- Aznvadzor Location within Armenia
- Coordinates: 40°52′37″N 44°25′01″E﻿ / ﻿40.87694°N 44.41694°E
- Country: Armenia
- Province: Lori
- Elevation: 1,675 m (5,495 ft)

Population (2011)
- • Total: 380
- Time zone: UTC+4 (AMT)

= Aznvadzor =

Aznvadzor (Ազնվաձոր) is a village in the Lori Province of Armenia.

== Geography ==
The village is located on the southern slopes of the Bazum ridge, 4 km from the city of Vanadzor.
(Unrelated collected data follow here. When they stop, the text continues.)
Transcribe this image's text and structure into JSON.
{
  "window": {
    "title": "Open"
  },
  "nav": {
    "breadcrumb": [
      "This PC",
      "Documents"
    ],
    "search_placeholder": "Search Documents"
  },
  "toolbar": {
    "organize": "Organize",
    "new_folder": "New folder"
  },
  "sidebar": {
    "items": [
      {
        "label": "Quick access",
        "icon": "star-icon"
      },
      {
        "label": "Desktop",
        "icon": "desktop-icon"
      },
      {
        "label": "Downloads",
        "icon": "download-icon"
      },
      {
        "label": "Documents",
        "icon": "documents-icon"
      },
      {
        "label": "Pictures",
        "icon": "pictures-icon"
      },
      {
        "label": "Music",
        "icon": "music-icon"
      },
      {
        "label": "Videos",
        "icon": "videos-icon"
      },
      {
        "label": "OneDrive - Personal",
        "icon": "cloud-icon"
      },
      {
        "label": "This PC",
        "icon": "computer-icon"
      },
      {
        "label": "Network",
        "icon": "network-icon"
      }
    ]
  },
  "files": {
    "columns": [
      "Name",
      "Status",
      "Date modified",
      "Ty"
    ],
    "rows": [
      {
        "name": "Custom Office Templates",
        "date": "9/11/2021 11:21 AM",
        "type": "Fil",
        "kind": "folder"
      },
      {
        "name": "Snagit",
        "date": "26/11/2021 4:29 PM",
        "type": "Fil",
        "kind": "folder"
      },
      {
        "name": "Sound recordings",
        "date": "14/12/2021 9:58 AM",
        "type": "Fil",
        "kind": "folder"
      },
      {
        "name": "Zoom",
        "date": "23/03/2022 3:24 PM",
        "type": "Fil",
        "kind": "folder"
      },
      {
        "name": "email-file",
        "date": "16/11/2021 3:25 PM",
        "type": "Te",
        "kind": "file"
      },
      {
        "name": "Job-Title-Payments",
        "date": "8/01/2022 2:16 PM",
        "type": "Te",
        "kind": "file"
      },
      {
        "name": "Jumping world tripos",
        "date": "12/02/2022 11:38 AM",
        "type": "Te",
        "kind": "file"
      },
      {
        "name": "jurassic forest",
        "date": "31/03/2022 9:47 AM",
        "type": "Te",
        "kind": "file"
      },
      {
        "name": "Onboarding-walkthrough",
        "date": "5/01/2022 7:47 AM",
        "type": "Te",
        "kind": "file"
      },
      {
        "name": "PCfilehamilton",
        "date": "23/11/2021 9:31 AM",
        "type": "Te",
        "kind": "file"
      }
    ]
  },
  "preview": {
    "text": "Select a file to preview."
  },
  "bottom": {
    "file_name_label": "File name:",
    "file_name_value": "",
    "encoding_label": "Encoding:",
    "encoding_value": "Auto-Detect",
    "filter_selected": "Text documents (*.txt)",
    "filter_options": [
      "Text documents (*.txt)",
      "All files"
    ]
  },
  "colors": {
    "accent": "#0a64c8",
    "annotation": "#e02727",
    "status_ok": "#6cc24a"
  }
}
It occupies an area of 14.56 km^{2}. The area is partially covered with forests.

=== Climate ===
Yearly precipitation amounts to 600-700 mm.

== Demographics ==

| Year | 1831 | 1897 | 1926 | 1939 | 1959 | 1970 | 1979 | 1989 | 2001 | 2004 | 2005 | 2011 | 2012 |
| Population | 33 | 393 | 706 | 822 | 624 | 1041 | 1091 | 706 | 473 | 255 | 309 | 380 | 368 |

== Economy and culture ==
In 2016, the church of Surb Astvatsatsin (Սուրբ Աստվածածին, lit. 'Holy Mother of God'), serving Aznvadzor and neighboring Bazum, was renovated and consecrated.

Near the village is a campsite called Aznvazor Eco Camp. The village has a school completed in 2003, a library and a medical point. The postal code for the village is 2025.